"Je voudrais d'abord saluer sur ce fil l'intervention de Zoran où il exhorte chacun à regarder les choses de ses propres yeux et, citant Lacan pour Freud, à lire dans le texte. Il déplore avec cette belle image des visiteurs de musées aux casques audio vissés sur leurs oreilles qu'on ne les aide pas à lire dans le texte, et j'en suis profondément convaincu aussi"
D'accord pour dire avec toi et Zoran qu'il faut en revenir au texte et aux images. Je l'ai souvent dit ici, peu importe les techniques seules les images comptent et dans le cas de Lacan seul le texte de Freud compte, non pas comme d'autres diraient que seul le texte du Coran compte, car lorsque Lacan revient à le lettre de Freud, c'est avec les lunettes d'Alexandre Koyré et ceux de Sartre pour élaborer sa conception du Désir, c'est avec les lunettes d'Henri Wallon qu'il élabore le stade du miroir, c'est avec des lunettes saussuriennes qu'il élabore la notion de symbolique, c'est après la lecture d'Heidegger dont il a traduit l'article "logos" qu'il a prononcé son 3Discours de Rome3 etc...La bibliothèque de Lacan ne se résumait surement pas aux seules oeuvres de Freud .

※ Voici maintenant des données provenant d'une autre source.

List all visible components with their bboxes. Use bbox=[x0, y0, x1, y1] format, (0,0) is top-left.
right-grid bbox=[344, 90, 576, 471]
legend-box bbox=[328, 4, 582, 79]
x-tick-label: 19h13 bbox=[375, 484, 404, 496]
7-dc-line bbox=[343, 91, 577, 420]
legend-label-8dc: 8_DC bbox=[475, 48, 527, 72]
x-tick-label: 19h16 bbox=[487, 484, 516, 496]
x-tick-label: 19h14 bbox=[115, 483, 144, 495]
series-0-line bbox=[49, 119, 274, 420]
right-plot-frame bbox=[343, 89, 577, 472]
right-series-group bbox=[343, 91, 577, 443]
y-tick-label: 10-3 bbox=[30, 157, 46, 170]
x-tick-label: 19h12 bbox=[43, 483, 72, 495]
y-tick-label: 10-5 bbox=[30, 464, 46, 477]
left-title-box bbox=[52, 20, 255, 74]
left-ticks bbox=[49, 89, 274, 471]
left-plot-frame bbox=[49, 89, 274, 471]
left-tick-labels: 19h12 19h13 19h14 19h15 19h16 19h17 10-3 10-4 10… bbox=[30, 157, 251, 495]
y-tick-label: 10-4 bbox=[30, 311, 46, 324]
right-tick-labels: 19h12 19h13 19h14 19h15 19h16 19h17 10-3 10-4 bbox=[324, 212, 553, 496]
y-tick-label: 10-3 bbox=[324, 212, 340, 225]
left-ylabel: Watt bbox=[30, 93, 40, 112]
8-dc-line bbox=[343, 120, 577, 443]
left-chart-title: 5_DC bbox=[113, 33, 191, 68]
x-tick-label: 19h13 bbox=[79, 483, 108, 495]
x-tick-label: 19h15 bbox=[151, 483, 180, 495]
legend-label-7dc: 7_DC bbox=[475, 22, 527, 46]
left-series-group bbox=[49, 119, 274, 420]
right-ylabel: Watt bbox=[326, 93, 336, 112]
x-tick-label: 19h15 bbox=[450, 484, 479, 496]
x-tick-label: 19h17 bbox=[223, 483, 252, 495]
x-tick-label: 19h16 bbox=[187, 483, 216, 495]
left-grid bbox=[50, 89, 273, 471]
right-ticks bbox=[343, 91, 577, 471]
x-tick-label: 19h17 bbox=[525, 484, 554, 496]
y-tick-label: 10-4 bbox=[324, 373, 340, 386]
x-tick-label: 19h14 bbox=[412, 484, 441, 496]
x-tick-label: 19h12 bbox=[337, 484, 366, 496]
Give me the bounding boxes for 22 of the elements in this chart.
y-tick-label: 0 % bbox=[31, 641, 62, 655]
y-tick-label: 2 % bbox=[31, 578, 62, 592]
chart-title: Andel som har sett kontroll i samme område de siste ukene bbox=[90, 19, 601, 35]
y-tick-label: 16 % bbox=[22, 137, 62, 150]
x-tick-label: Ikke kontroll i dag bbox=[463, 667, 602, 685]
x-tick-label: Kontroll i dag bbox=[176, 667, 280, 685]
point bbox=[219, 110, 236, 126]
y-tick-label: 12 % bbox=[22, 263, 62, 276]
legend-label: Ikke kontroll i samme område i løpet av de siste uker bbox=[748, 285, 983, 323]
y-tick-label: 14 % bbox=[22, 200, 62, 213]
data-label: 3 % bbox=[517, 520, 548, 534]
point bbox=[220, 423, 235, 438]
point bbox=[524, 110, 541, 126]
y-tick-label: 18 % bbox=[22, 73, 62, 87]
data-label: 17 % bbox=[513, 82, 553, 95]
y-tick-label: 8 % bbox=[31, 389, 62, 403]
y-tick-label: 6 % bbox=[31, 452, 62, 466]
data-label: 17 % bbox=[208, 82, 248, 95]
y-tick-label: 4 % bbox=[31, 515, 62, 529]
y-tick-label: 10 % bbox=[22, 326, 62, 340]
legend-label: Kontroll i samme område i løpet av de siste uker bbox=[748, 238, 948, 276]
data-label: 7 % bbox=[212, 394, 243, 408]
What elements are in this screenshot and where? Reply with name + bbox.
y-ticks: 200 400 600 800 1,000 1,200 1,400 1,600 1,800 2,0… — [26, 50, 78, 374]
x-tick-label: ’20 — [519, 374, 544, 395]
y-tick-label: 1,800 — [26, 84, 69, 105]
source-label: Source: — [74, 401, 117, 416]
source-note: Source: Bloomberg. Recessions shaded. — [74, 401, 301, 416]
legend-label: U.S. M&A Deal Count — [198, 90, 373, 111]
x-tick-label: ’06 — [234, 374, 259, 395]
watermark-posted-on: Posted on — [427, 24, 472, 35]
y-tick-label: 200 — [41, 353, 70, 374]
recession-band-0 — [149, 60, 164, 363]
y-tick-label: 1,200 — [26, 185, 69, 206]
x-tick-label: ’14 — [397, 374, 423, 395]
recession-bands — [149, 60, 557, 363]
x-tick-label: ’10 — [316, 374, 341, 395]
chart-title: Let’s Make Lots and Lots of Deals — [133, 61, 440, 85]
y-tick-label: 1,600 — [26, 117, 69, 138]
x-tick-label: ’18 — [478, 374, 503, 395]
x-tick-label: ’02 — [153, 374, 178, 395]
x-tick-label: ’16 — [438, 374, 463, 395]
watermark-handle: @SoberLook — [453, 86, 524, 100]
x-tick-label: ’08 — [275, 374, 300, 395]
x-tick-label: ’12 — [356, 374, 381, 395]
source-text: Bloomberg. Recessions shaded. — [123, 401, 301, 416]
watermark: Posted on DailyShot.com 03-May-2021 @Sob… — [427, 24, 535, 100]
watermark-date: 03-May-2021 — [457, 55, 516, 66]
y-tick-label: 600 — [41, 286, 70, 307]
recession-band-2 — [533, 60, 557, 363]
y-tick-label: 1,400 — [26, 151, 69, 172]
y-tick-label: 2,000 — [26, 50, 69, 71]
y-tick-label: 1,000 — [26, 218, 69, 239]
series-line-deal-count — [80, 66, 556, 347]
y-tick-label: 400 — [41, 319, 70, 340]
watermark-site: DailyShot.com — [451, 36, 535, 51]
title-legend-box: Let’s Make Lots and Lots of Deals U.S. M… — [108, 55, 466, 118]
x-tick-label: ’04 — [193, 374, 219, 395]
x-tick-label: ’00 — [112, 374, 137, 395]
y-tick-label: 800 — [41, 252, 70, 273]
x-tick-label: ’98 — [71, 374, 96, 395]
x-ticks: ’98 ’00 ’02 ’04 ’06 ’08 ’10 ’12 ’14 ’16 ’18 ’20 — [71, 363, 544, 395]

Même sans casque sur les oreilles nous voyons le monde tel que l'expérience et l'éducation nous ont appris à le voir. L"epoche" phénoménologique n'est pas chose facile, et le retour aux choses mêmes prôné par Heidegger demande une complète dépossession de soi. Pas facile..
"J'irais même plus loin pour ma part : je trouve que les trottoirs sont encombrés de gens avec des téléphones et des écouteurs, et que tout cela les éloigne, pour en revenir au point soulevé par Jean-Claude Mougin, du "toucher" du réel.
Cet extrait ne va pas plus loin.